The goal for the legacy 2.3 index is to scale it down. One year ago it was made up of ~9.5 billion active documents with ~1 billion deleted documents. Now those numbers have changed to ~8 billion active documents with ~ 2.5 billion deleted documents.
My concern is that the total number of documents has not reduced much at all. i.e. It has stayed at ~10.5 billion. This is somewhat of a problem as it is delaying our efforts to scale back the 2.3 cluster.
Over the last year only ~47 million documents were purged. ~37 million of which were purged over a ~9 day period.
Reading up on this topic I became aware of the forcemerge API. Is this my best option? Running it against a local (unfortunately ES7) docker cluster I found that it does remove deleted documents when only_expunge_deletes is set to true.
But there's obviously a big difference between a local docker cluster (with the wrong ES version) and a production index which is still being read.
In short what's my safest option or strategy to tackle this problem and reduce the ES2 disk size?

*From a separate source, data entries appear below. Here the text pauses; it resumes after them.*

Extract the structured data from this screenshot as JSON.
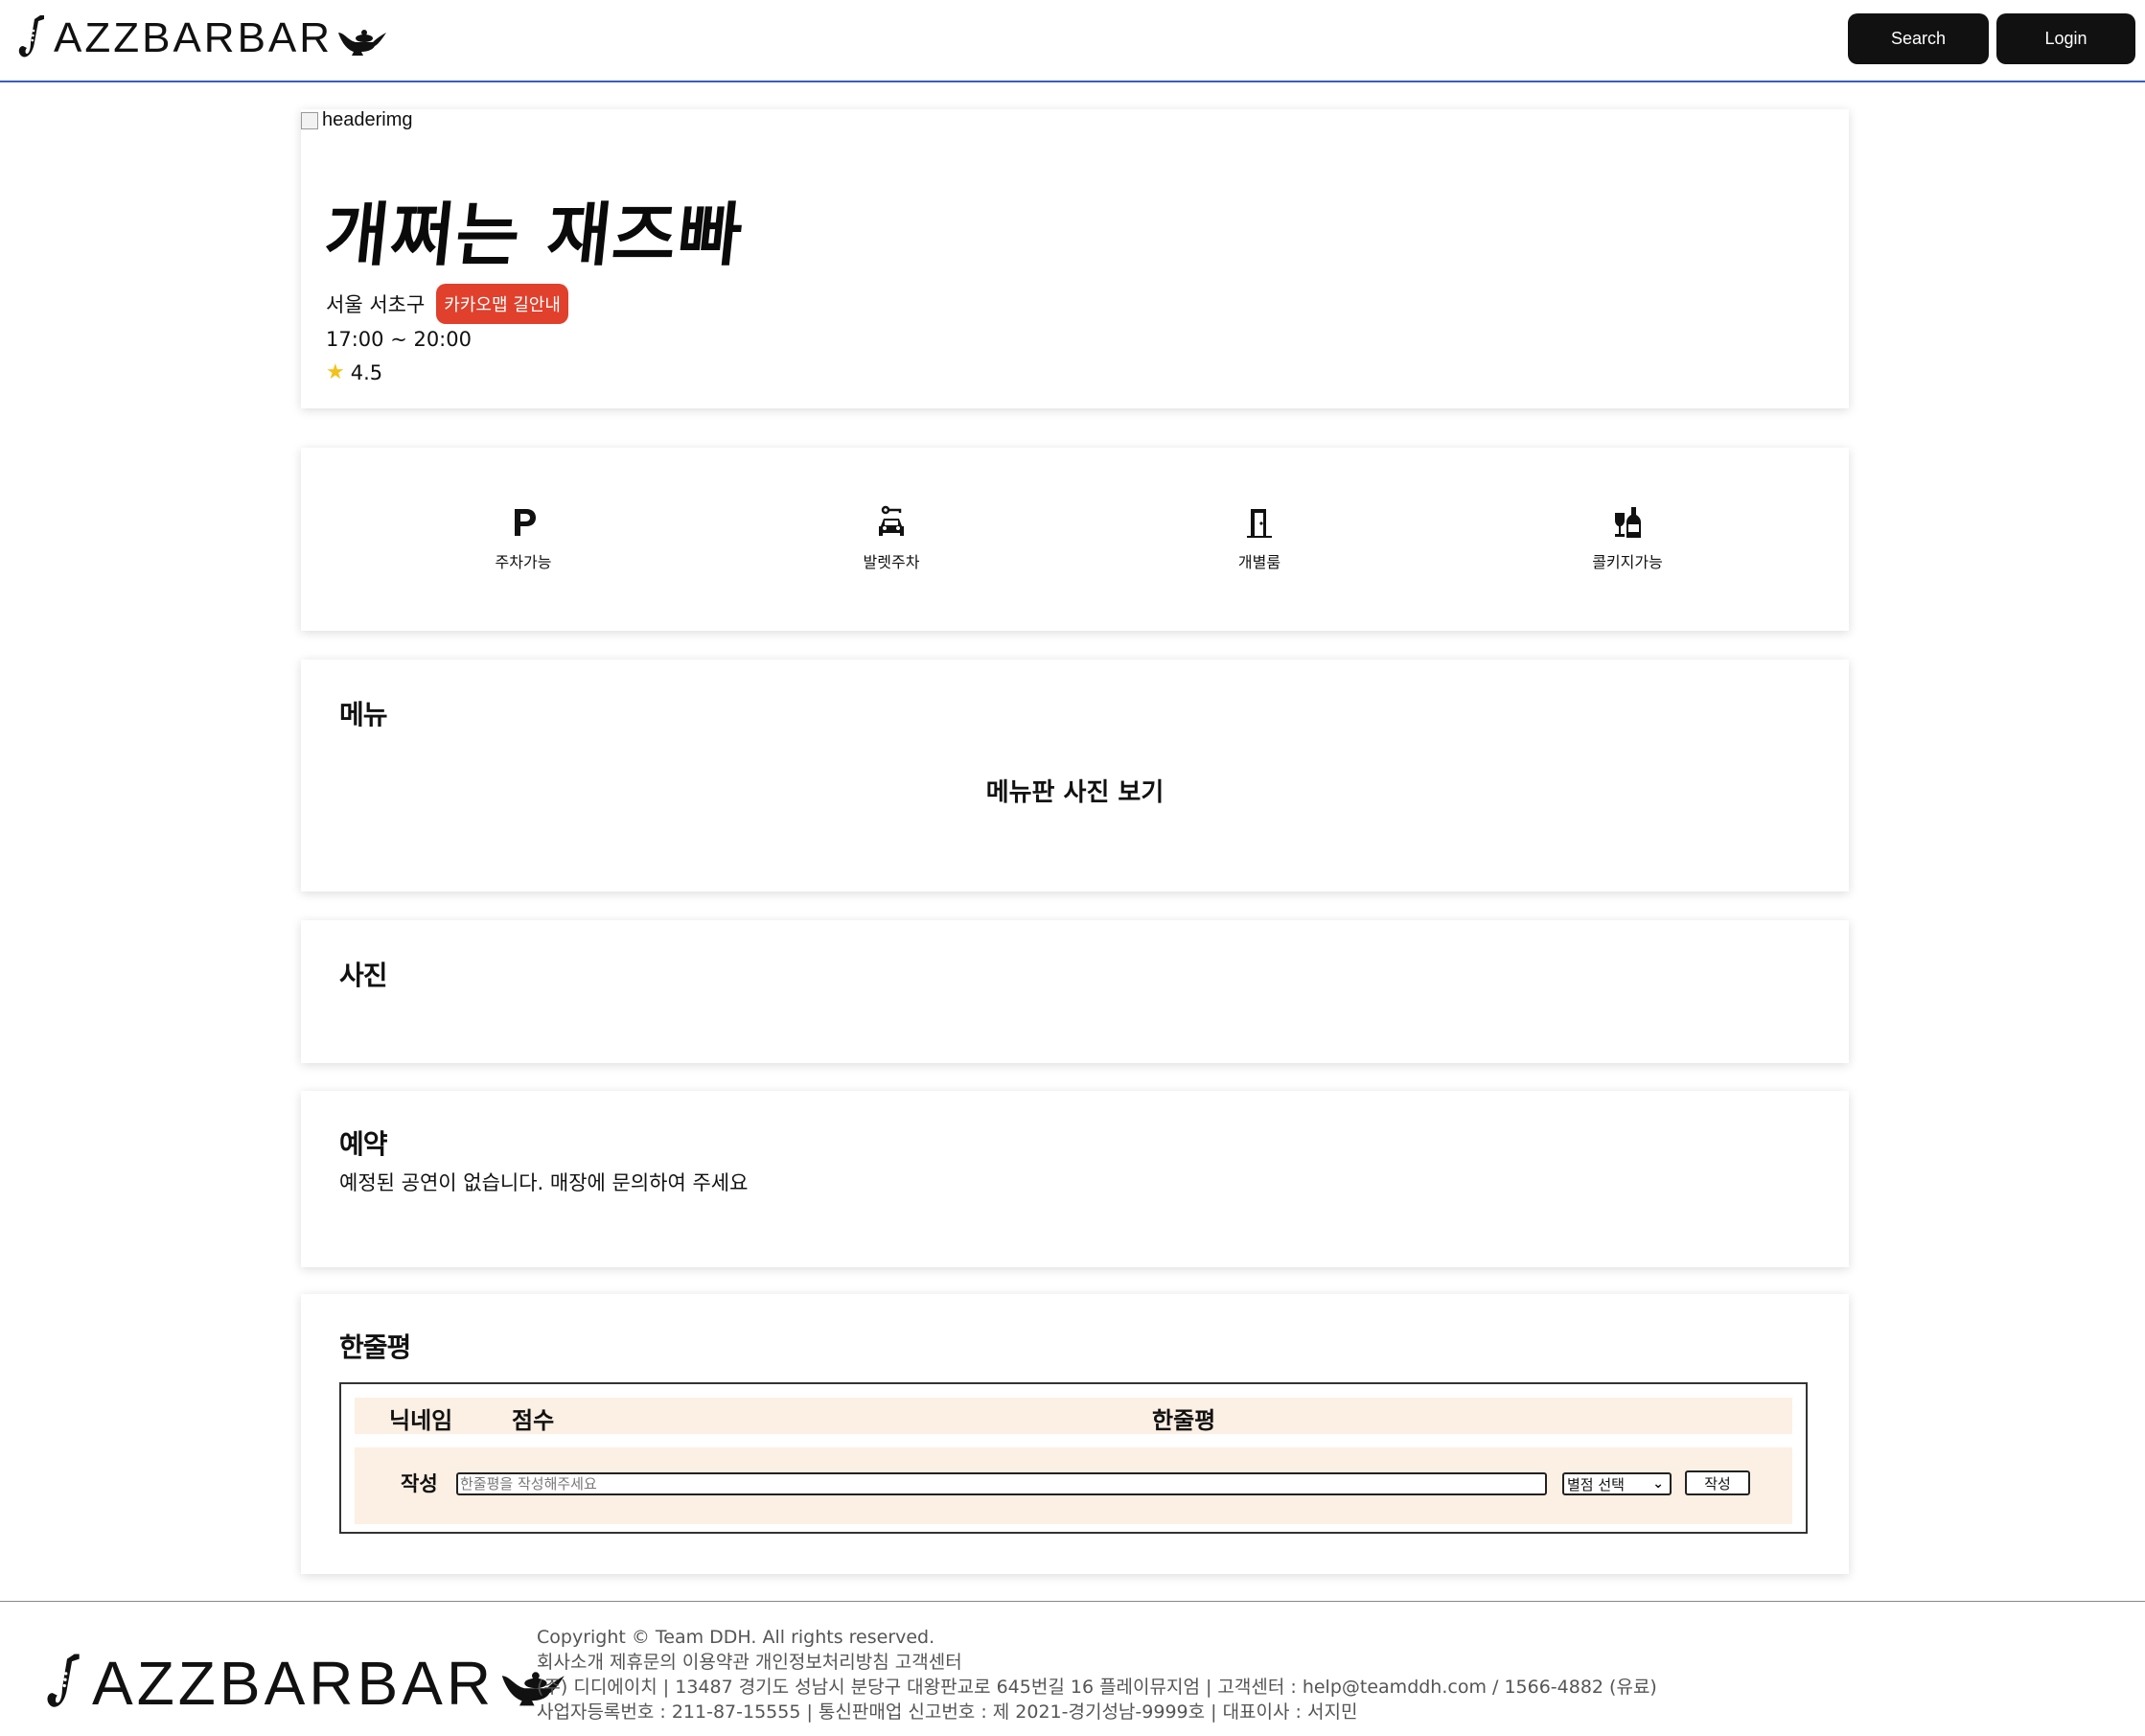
{
  "header": {
    "logo_text": "AZZBARBAR",
    "search_label": "Search",
    "login_label": "Login"
  },
  "bar": {
    "header_image_alt": "headerimg",
    "name": "개쩌는 재즈빠",
    "location": "서울 서초구",
    "map_button": "카카오맵 길안내",
    "hours": "17:00 ~ 20:00",
    "rating": "4.5"
  },
  "amenities": [
    {
      "label": "주차가능",
      "icon": "parking-icon"
    },
    {
      "label": "발렛주차",
      "icon": "valet-car-icon"
    },
    {
      "label": "개별룸",
      "icon": "door-icon"
    },
    {
      "label": "콜키지가능",
      "icon": "wine-bottle-icon"
    }
  ],
  "menu": {
    "title": "메뉴",
    "photo_link": "메뉴판 사진 보기"
  },
  "photos": {
    "title": "사진"
  },
  "reservation": {
    "title": "예약",
    "text": "예정된 공연이 없습니다. 매장에 문의하여 주세요"
  },
  "reviews": {
    "title": "한줄평",
    "columns": [
      "닉네임",
      "점수",
      "한줄평"
    ],
    "form_label": "작성",
    "input_placeholder": "한줄평을 작성해주세요",
    "score_select": "별점 선택",
    "submit_label": "작성"
  },
  "footer": {
    "logo_text": "AZZBARBAR",
    "lines": [
      "Copyright © Team DDH. All rights reserved.",
      "회사소개 제휴문의 이용약관 개인정보처리방침 고객센터",
      "(주) 디디에이치 | 13487 경기도 성남시 분당구 대왕판교로 645번길 16 플레이뮤지엄 | 고객센터 : help@teamddh.com / 1566-4882 (유료)",
      "사업자등록번호 : 211-87-15555 | 통신판매업 신고번호 : 제 2021-경기성남-9999호 | 대표이사 : 서지민"
    ]
  }
}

I'll also include a subset of the _cat/segments API output in case it helps. I'm including 200 lines but the total output is 20,612 lines. The pattern through out is fairly consistent. i.e. Most 4.x gb with more than 10% of the segment made up of deleted documents.
I should mention there are indexes other than this-legacy-index on the ES2 cluster. I'm focusing on this-legacy-index as it is by far the largest and oldest. The other indexes have a similar segmentation, though there might be slightly less 4.x gb segments.
A follow up question. We ran a force merge over the weekend. This has caused most our deleted data to be removed. Namely ~2.5 billion documents. That's great.
I can see it also dropped our segment count from ~20k down to ~2k. But the downside is that we now have 110 segments sized with more than 100 GB of data. For performance reasons we've tried to keep our segments below 5 GB.
Any thoughts or recommendations on how we can re-balance the segments?
I focused on segments as the advise was to keep them below 5 GB. But I'm not sure how strictly that needs to be followed. Monitoring the legacy index after the forceMerge I see the search duration has increased from peaks of ~700ms up to peaks of ~1.2s. There's also an increase in heap usage from ~2 GB to ~3.3 GB. But that seems acceptable.
For shards we focus on keeping them below ~50 GB.
The goal for the legacy index is to slowly reduce it. As such we've also kicked off a node reduction. i.e. Going from ~180 to ~150 nodes. This could also be contributing to the above.
Honestly, upgrading will get you much further.
As a high level example, not taking into account a tonne of things, 7.X should handle those 2700 shards on 4 nodes. 2.X does not manage shards efficiently.